Presented by Mike McHuire as a part of the 2020 Serene-risc Workshop on The State of Canadian Cybersecurity Conference: Human-Centric Cybersecurity
About the presentation
One of the primary motivations for engaging in cybercrime lies in the pursuit of revenues. Yet though this has been a well understood pathway into offending within traditional crime contexts it has been far less researched in the cybercrime field. Where there has been a focus on financial aspects of cybercrime this has tended to focus upon its costs (to governments, companies or victims), rather than the potential profits to be made from it. Yet revenues play a central role in driving the cybercrime economy; first in terms of the methods used to generate them; second in terms of how they are moved transferred or laundered and third in terms of how they are disposed of or spent. In this discussion I report back on an 18 month study which attempted to address this gap by mapping some of the revenue flows that sustain and promote the appeal of cybercriminality. I identify an emerging key factor in the role of revenue generation on both the clear and dark net – the platform. In the legal economy platforms have begun to occupy so central a role in generating wealth that the term ‘platform capitalism’ has been used to characterise it. I explore how platforms function to generate revenues within the cybercrime economy, how this is creating new interfaces between the licit and illicit economy and what the implication for our more general understanding of cybercriminality might be.
About the speaker
Dr Michael McGuire is Senior Lecturer in Criminology at the University of Surrey, UK. His first book Hypercrime: The New Geometry of Harm (Glasshouse, 2008), was the first to conceptualise cybercrime in terms of hyperconnection, rather than cyberspace.
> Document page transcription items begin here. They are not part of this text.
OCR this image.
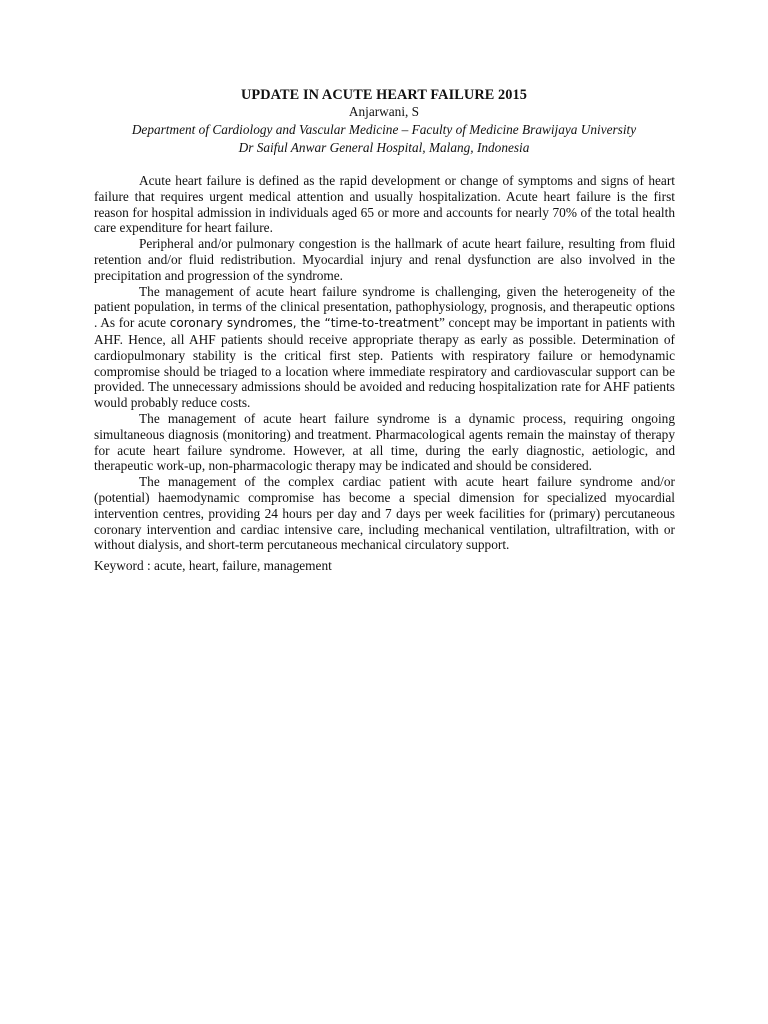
UPDATE IN ACUTE HEART FAILURE 2015

Anjarwani, S

Department of Cardiology and Vascular Medicine – Faculty of Medicine Brawijaya University

Dr Saiful Anwar General Hospital, Malang, Indonesia

Acute heart failure is defined as the rapid development or change of symptoms and signs of heart failure that requires urgent medical attention and usually hospitalization. Acute heart failure is the first reason for hospital admission in individuals aged 65 or more and accounts for nearly 70% of the total health care expenditure for heart failure.

Peripheral and/or pulmonary congestion is the hallmark of acute heart failure, resulting from fluid retention and/or fluid redistribution. Myocardial injury and renal dysfunction are also involved in the precipitation and progression of the syndrome.

The management of acute heart failure syndrome is challenging, given the heterogeneity of the patient population, in terms of the clinical presentation, pathophysiology, prognosis, and therapeutic options . As for acute coronary syndromes, the “time-to-treatment” concept may be important in patients with AHF. Hence, all AHF patients should receive appropriate therapy as early as possible. Determination of cardiopulmonary stability is the critical first step. Patients with respiratory failure or hemodynamic compromise should be triaged to a location where immediate respiratory and cardiovascular support can be provided. The unnecessary admissions should be avoided and reducing hospitalization rate for AHF patients would probably reduce costs.

The management of acute heart failure syndrome is a dynamic process, requiring ongoing simultaneous diagnosis (monitoring) and treatment. Pharmacological agents remain the mainstay of therapy for acute heart failure syndrome. However, at all time, during the early diagnostic, aetiologic, and therapeutic work-up, non-pharmacologic therapy may be indicated and should be considered.

The management of the complex cardiac patient with acute heart failure syndrome and/or (potential) haemodynamic compromise has become a special dimension for specialized myocardial intervention centres, providing 24 hours per day and 7 days per week facilities for (primary) percutaneous coronary intervention and cardiac intensive care, including mechanical ventilation, ultrafiltration, with or without dialysis, and short-term percutaneous mechanical circulatory support.

Keyword : acute, heart, failure, management
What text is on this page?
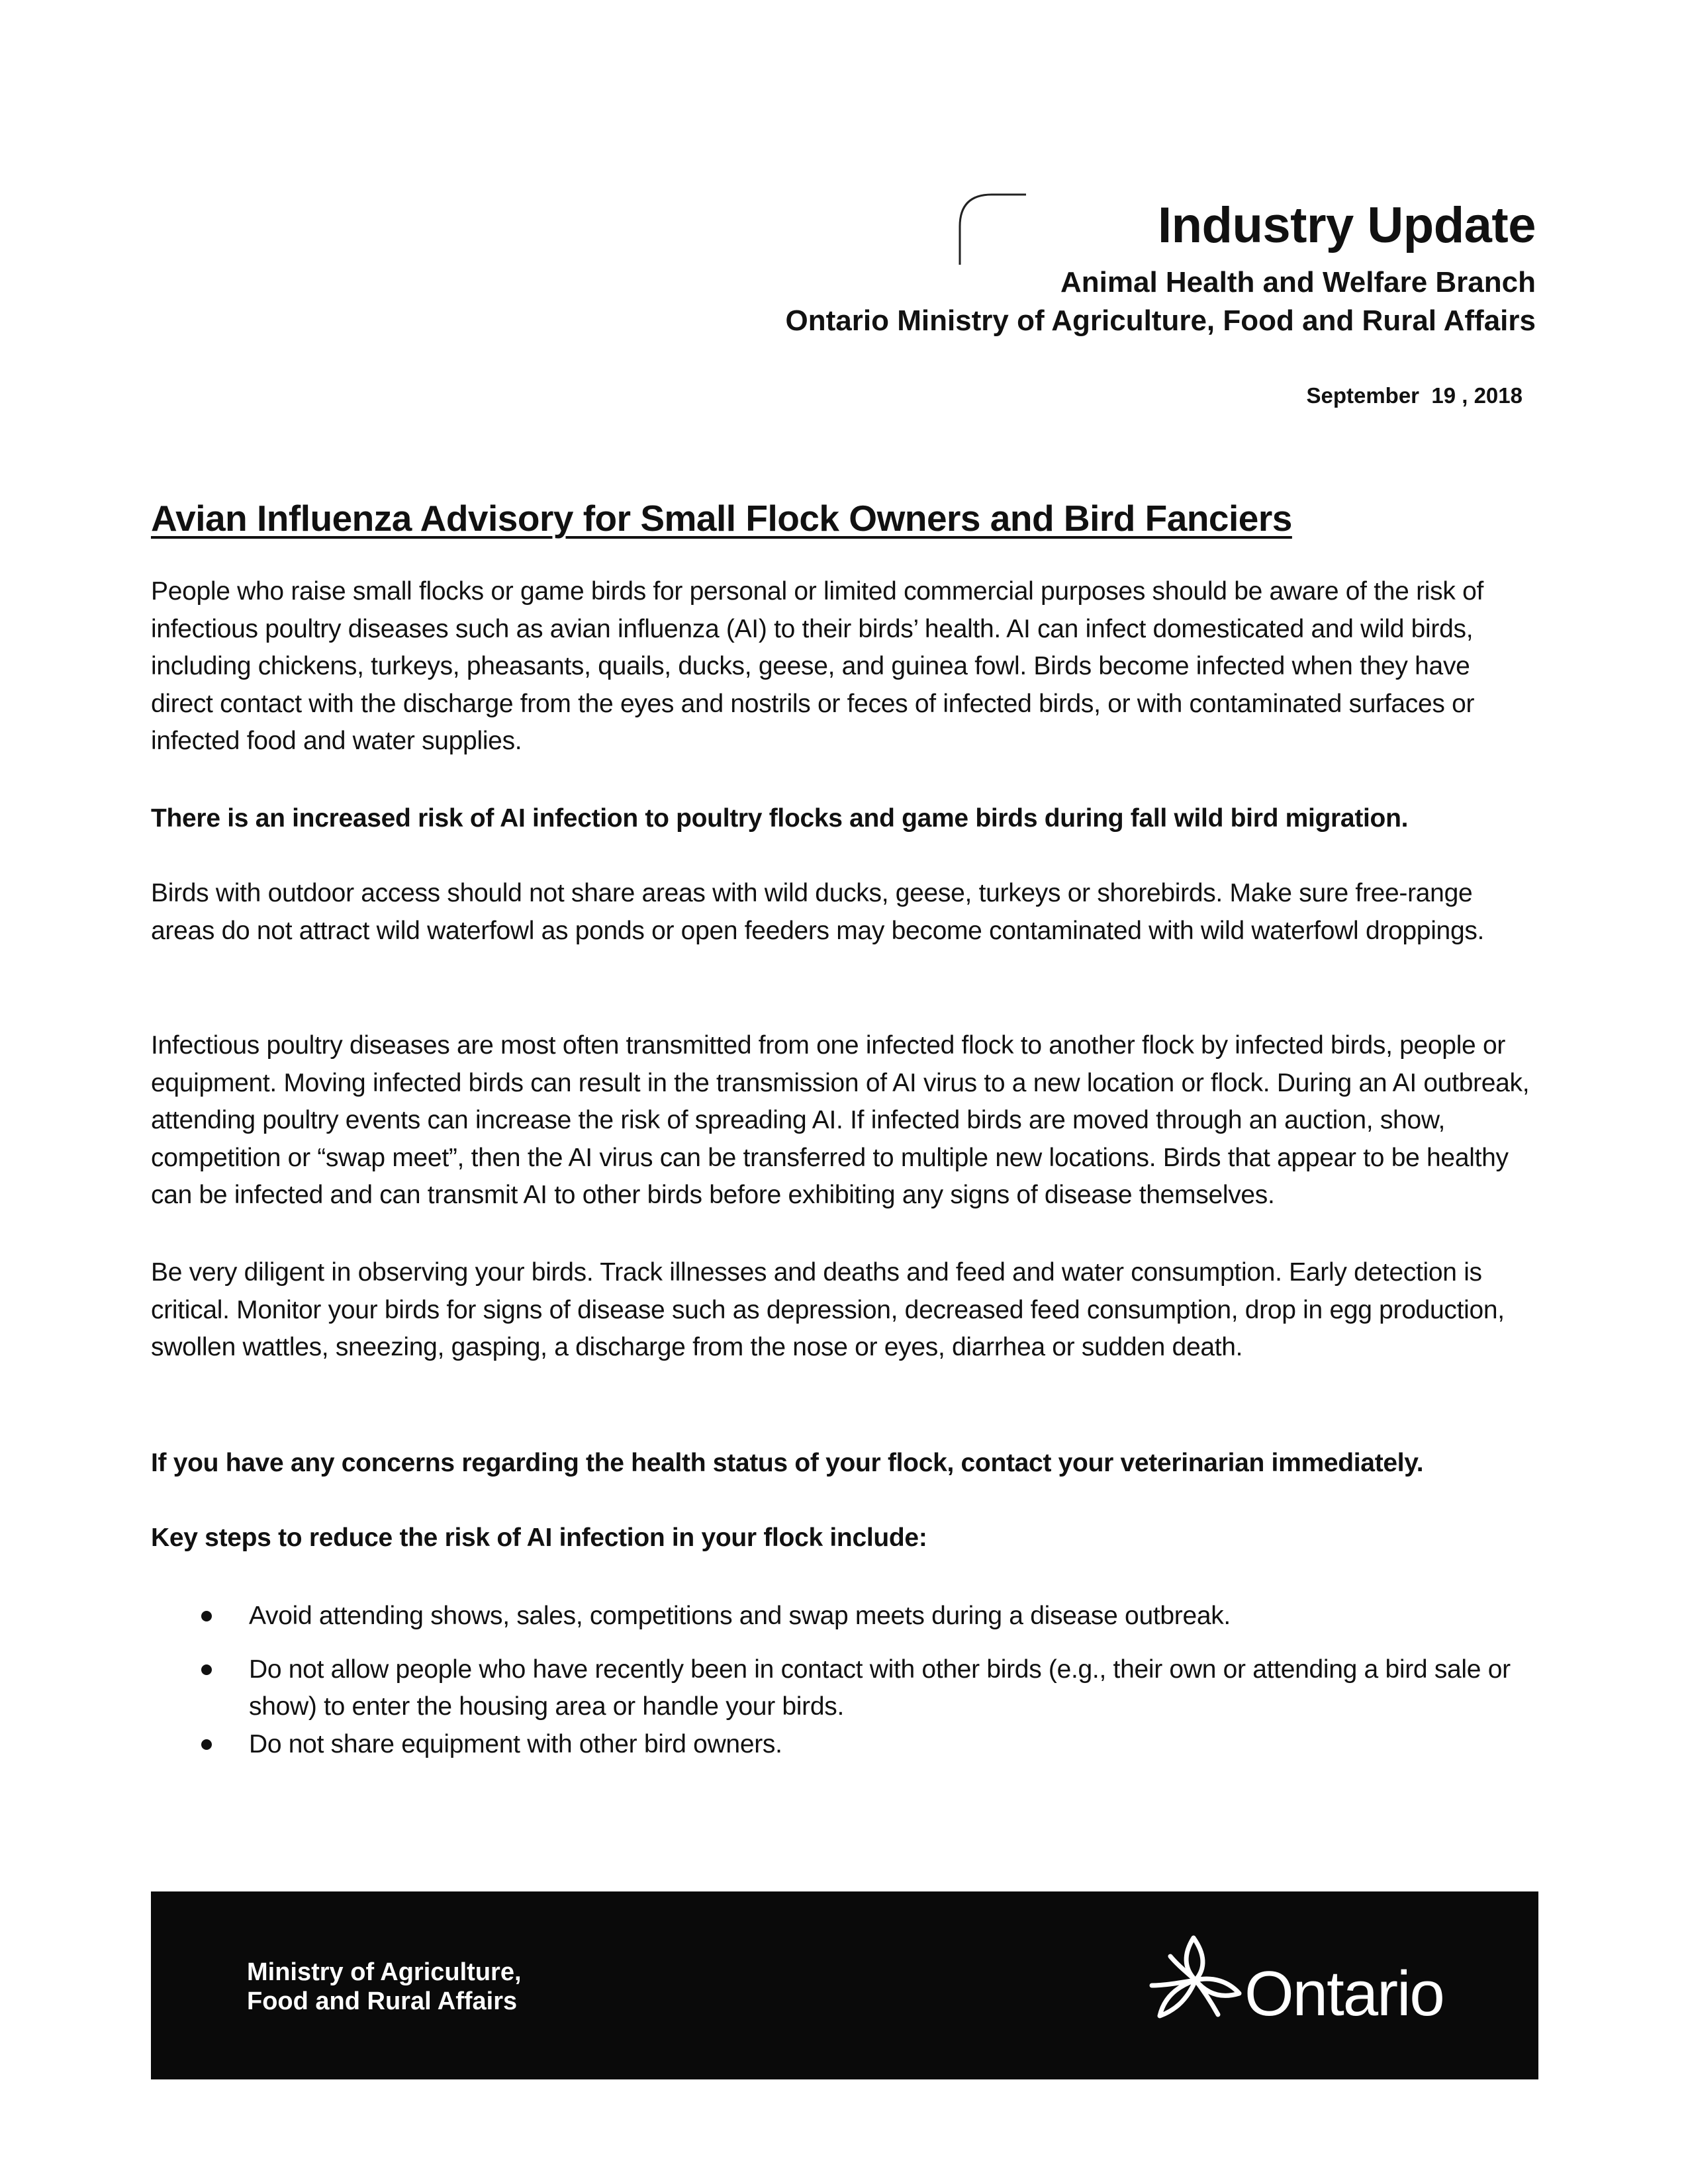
Industry Update
Animal Health and Welfare Branch
Ontario Ministry of Agriculture, Food and Rural Affairs
September  19 , 2018
Avian Influenza Advisory for Small Flock Owners and Bird Fanciers

People who raise small flocks or game birds for personal or limited commercial purposes should be aware of the risk of infectious poultry diseases such as avian influenza (AI) to their birds’ health. AI can infect domesticated and wild birds, including chickens, turkeys, pheasants, quails, ducks, geese, and guinea fowl. Birds become infected when they have direct contact with the discharge from the eyes and nostrils or feces of infected birds, or with contaminated surfaces or infected food and water supplies.

There is an increased risk of AI infection to poultry flocks and game birds during fall wild bird migration.

Birds with outdoor access should not share areas with wild ducks, geese, turkeys or shorebirds. Make sure free-range areas do not attract wild waterfowl as ponds or open feeders may become contaminated with wild waterfowl droppings.

Infectious poultry diseases are most often transmitted from one infected flock to another flock by infected birds, people or equipment. Moving infected birds can result in the transmission of AI virus to a new location or flock. During an AI outbreak, attending poultry events can increase the risk of spreading AI. If infected birds are moved through an auction, show, competition or “swap meet”, then the AI virus can be transferred to multiple new locations. Birds that appear to be healthy can be infected and can transmit AI to other birds before exhibiting any signs of disease themselves.

Be very diligent in observing your birds. Track illnesses and deaths and feed and water consumption. Early detection is critical. Monitor your birds for signs of disease such as depression, decreased feed consumption, drop in egg production, swollen wattles, sneezing, gasping, a discharge from the nose or eyes, diarrhea or sudden death.

If you have any concerns regarding the health status of your flock, contact your veterinarian immediately.

Key steps to reduce the risk of AI infection in your flock include:

Avoid attending shows, sales, competitions and swap meets during a disease outbreak.
Do not allow people who have recently been in contact with other birds (e.g., their own or attending a bird sale or show) to enter the housing area or handle your birds.
Do not share equipment with other bird owners.
Ministry of Agriculture,
Food and Rural Affairs	Ontario
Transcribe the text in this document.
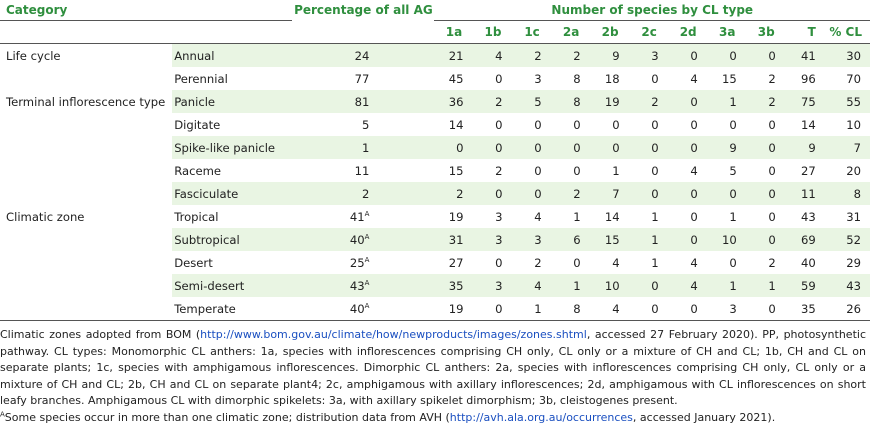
Category		Percentage of all AG		Number of species by CL type										
				1a	1b	1c	2a	2b	2c	2d	3a	3b	T	% CL
Life cycle	Annual	24		21	4	2	2	9	3	0	0	0	41	30
	Perennial	77		45	0	3	8	18	0	4	15	2	96	70
Terminal inflorescence type	Panicle	81		36	2	5	8	19	2	0	1	2	75	55
	Digitate	5		14	0	0	0	0	0	0	0	0	14	10
	Spike-like panicle	1		0	0	0	0	0	0	0	9	0	9	7
	Raceme	11		15	2	0	0	1	0	4	5	0	27	20
	Fasciculate	2		2	0	0	2	7	0	0	0	0	11	8
Climatic zone	Tropical	$41^A$		19	3	4	1	14	1	0	1	0	43	31
	Subtropical	$40^A$		31	3	3	6	15	1	0	10	0	69	52
	Desert	$25^A$		27	0	2	0	4	1	4	0	2	40	29
	Semi-desert	$43^A$		35	3	4	1	10	0	4	1	1	59	43
	Temperate	$40^A$		19	0	1	8	4	0	0	3	0	35	26

Climatic zones adopted from BOM (http://www.bom.gov.au/climate/how/newproducts/images/zones.shtml, accessed 27 February 2020). PP, photosynthetic pathway. CL types: Monomorphic CL anthers: 1a, species with inflorescences comprising CH only, CL only or a mixture of CH and CL; 1b, CH and CL on separate plants; 1c, species with amphigamous inflorescences. Dimorphic CL anthers: 2a, species with inflorescences comprising CH only, CL only or a mixture of CH and CL; 2b, CH and CL on separate plant4; 2c, amphigamous with axillary inflorescences; 2d, amphigamous with CL inflorescences on short leafy branches. Amphigamous CL with dimorphic spikelets: 3a, with axillary spikelet dimorphism; 3b, cleistogenes present.

$^A$Some species occur in more than one climatic zone; distribution data from AVH (http://avh.ala.org.au/occurrences, accessed January 2021).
His most recent publications, Technology, Crime & Justice: The Question Concerning Technomia and the Handbook of Technology, Crime and Justice (Routledge, 2012 & 2016) provided comprehensive overviews of the implication of technology for the justice system and these complement a range of applied studies of cybercrime, including Organised Crime in the Digital Age (2012), one of the first studies of how organised crime has shifted to the internet and The Web of Profit (2018-2020) a three report analysis of the emerging cybercrime economy and the revenues it now generates. His forthcoming book Platform Criminality: The Evolution of Cybercrime (Cavendish 2021) further develops this theme. Dr McGuire is currently one of the lead investigators for the $1.5m ACCEPT project (Addressing Cybersecurity and Cybercrime via a co-Evolutionary aPproach to reducing human-relaTed risks) funded by the UK Engineering and Physical Science council which aims to develop a co-evolution-based methodology for modelling human factors in cybersecurity.